Anxiety has a voice too. The catch is that anxiety's voice sounds very, very much like your own. 

Thoughts like "this is dangerous", "no one likes me", "I am failing" and "there is a six-headed monster behind the corner waiting to eat me" are classical examples of the anxiety talking.  Real psychologists call these automatic thoughts. Thoughts that pop up without our permission, and which we accept without criticism.

Example: You ask your colleague something, and get a very short reply. If you have a poor self-image, you'll likely think they are mad at you for asking dumb things. This is your automatic thought.
The consequence is that you'll feel bad and might stop asking questions. Perhaps you blush, or feel annoyed or ashamed. 

The only way to catch those thoughts is to learn to recognize them. So when you notice you are reacting (feeling something), stop. What am I feeling? Why am I feeling this? Is that true?

In our previous example it might go something like this:
  1. Automatic thought: Oh no, she's mad at me now! I did something wrong, I messed up. I'm such an idiot!
  2. Feeling: Embarrassed, wanting to disappear, disappointed at myself.
  3. STOP! Recognize the feeling.
  4. Why am I feeling this? I did something wrong.
  5. Is that true? Well.. I don't know? I have no real proof of that, actually. Wait, anxiety, did you just made me think that I suck, while I'm actually pretty okay?
See how the anxiety was trying to make a huge show of a small thing? In reality, maybe your colleague just was in a hurry, or in a call/ Maybe they dropped steaming tea on their lap - and still wanted to give you a reply as fast as they could!

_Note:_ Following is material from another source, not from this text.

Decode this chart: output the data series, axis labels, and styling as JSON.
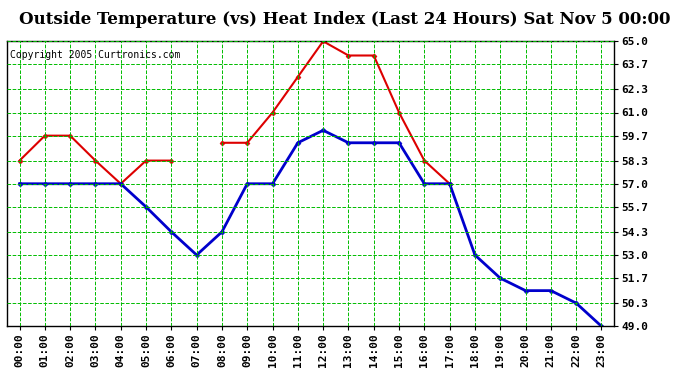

We'll talk more about the spiraling anxiety and challenging your thoughts later more. For now let's focus on knowing that not each thought is our own. Not each thought is important. Some of them are downright lies, and can be ignored, stomped, burned, torn apart and forgotten.



Tuesday, August 1, 2023

Starting the journey

Hi, 

I am DC and I worry excessively about my health. This is my first day at Hypochondriacs Anonymous.

(imaginary audience mumbles "hi DC")

I have been zero days clean - or to be specific, zero days without googling my symptoms and contacting the doctor. I have been an excessive worrier for about 30 years now, on and off. This is my latest attempt to recover: to get back control of my life, and to silence the screaming voice of  anxiety. 

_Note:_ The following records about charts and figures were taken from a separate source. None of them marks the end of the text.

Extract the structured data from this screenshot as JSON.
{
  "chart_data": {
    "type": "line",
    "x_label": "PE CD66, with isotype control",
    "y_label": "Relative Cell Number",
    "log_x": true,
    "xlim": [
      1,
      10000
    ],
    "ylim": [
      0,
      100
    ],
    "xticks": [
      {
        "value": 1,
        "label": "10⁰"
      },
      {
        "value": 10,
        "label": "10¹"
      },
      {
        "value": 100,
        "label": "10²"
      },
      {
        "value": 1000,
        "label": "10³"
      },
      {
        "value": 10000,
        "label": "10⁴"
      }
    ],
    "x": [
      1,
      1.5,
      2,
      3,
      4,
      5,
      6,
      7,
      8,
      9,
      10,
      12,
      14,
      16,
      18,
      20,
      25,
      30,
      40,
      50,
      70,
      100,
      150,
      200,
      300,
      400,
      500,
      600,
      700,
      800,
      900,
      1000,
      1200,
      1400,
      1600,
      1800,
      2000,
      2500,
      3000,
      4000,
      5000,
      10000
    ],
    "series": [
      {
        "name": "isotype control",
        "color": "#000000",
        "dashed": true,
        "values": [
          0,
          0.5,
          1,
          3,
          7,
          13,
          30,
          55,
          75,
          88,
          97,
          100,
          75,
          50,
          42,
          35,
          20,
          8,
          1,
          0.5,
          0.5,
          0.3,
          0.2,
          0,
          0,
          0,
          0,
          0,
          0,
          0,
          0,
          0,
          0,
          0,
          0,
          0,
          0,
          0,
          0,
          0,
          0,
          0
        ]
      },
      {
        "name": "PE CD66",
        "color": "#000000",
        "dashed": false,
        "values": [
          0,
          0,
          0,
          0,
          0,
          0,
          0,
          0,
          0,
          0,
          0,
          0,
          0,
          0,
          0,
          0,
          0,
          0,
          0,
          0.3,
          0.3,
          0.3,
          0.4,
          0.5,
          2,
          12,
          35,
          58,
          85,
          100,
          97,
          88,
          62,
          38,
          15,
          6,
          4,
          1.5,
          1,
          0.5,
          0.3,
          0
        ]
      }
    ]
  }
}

(imaginary audience nods knowingly, smell of coffee starts to waft around the room. I would like to get tea, but anxiety tells me caffeine is BAD.)

Today I went to the doctor, because I had the same symptoms as always. Only I thought they were a bit different now, so I freaked out. They did a heart film (EKG), listened to my heart and lungs, and measured oxygen saturation and blood pressure. Apparently I was tense and anxious but fine. Nothing wrong.

2 minutes after leaving the clinic the first doubts surfaced. Why no bloodwork? What if she was just too busy to interpret my results well? What if I forgot to mention a key symptom?

So that's where we're today. Oh, I also increased the dosage of my antidepressants because I can't focus worth a damn anymore. I just keep worrying. So yeah... nice to be here. Thanks for listening.

(Audience claps politely and promptly forgets what I said, as they're all busy worrying about their health.)